Os Estados Unidos e os outros países que não estão em posição de dominância na região, seja pela inércia de investimentos ou pela incapacidade operacional, propõem que o Ártico crie uma nova estrutura governamental ou um novo marco legal, que poderia lhes favorecer. Essa possibilidade é rechaçada principalmente pelo Canadá, que não apenas confirma o atual cenário, mas também reafirma a segurança no Arctic Council e nos acordos internacionais para coordenar e resolver problemas relacionados com as mudanças e oportunidades que surgem devido ao degelo.

A doutrina militar da Rússia na região do Ártico é algo histórico e é considerado um orgulho nacional, além de remeter ao tempo da União Soviética por ser conhecida como a zona fortificada. A frota do Norte possui mais de 42 submarinos na região e cria uma situação de eterna tensão devido as ações da Rússia na Ucrânia e na região da Criméia, que também são consideradas estratégicas e históricas para os russos. Dessa maneira a militarização da Rússia na região do Ártico força os países da NATO a também ampliarem seus projetos militares, o que apresenta uma clara ligação entre os acontecimentos geopolíticos de outras regiões com o Ártico, confirmando que não se trata mais de uma região isolada.

Nos últimos anos os acordos bilaterais entre Rússia e China vem se intensificando em relação ao Ártico. O comércio entre os dois países também cresceu, contudo devido as sanções económicas impetradas pelos EUA e UE à Rússia esses acordos vem perdendo força. A China tem interesses comuns com a Rússia no Ártico, mas não tem interesse em realizar uma aliança formal anti-Estados Unidos ou anti-União Européia, correndo o risco de cair também em sanções ou prejudicar seus interesses em outros projetos como a iniciativa “Belt and Road” ou a disputa comercial com os americanos.  

Os russos precisam e gostariam de ter mais investimentos e empréstimos chineses para seus projetos no Ártico, essa necessidade é vista pela China como uma oportunidade de consolidar seus interesses econômicos, mais precisamente energéticos na região, além de ser uma abertura para a expansão geopolítica da China, gerando a oportunidade de expandir essa parceria com outros países. 

O Ártico ainda possui algumas regiões que passam por disputas territoriais como por exemplo a ilha Hans, que é reivindicada pelo Canadá e pela Dinamarca, entretanto disputas por rotas e outras extensões territoriais na região tendem a ser resolvidas de maneira diplomática.

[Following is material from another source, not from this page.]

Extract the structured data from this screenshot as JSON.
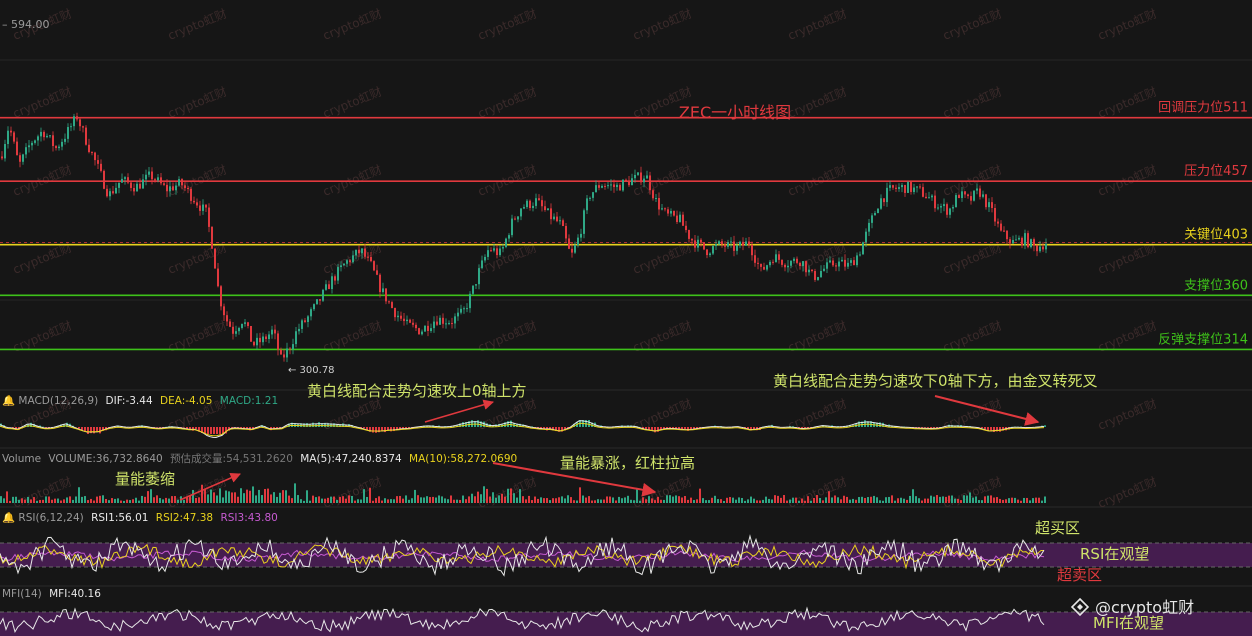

Até mesmo a Rússia e os Estados Unidos assinaram acordos com o objetivo de impedir que disputas territoriais se tornem disputas militares. Os recentes acontecimentos na Criméia deixam os aliados dos Estados Unidos receosos sobre as futuras intensões russas na região, mesmo com a assinatura de acordos internacionais.

O Ártico é sem dúvida uma região de forte importância tanto geopolítica quanto na geoeconômica, de modo que as potências mundiais e os países da região tratam como prioridades suas políticas e parcerias para a área.

Não se pode deixar de descartar o risco de conflitos armados na região devido aos interesses divergentes dos países membros do Ártico. Ainda assim trata-se de um baixo risco, pois territórios soberanos e povoados de nações como Estados Unidos, Canadá e Rússia, potências que não se engajam diretamente em confrontos desde a Segunda Guerra Mundial. Atualmente esses países participam de operações militares apenas de maneira indireta como nos conflitos do Iraque e da Síria. 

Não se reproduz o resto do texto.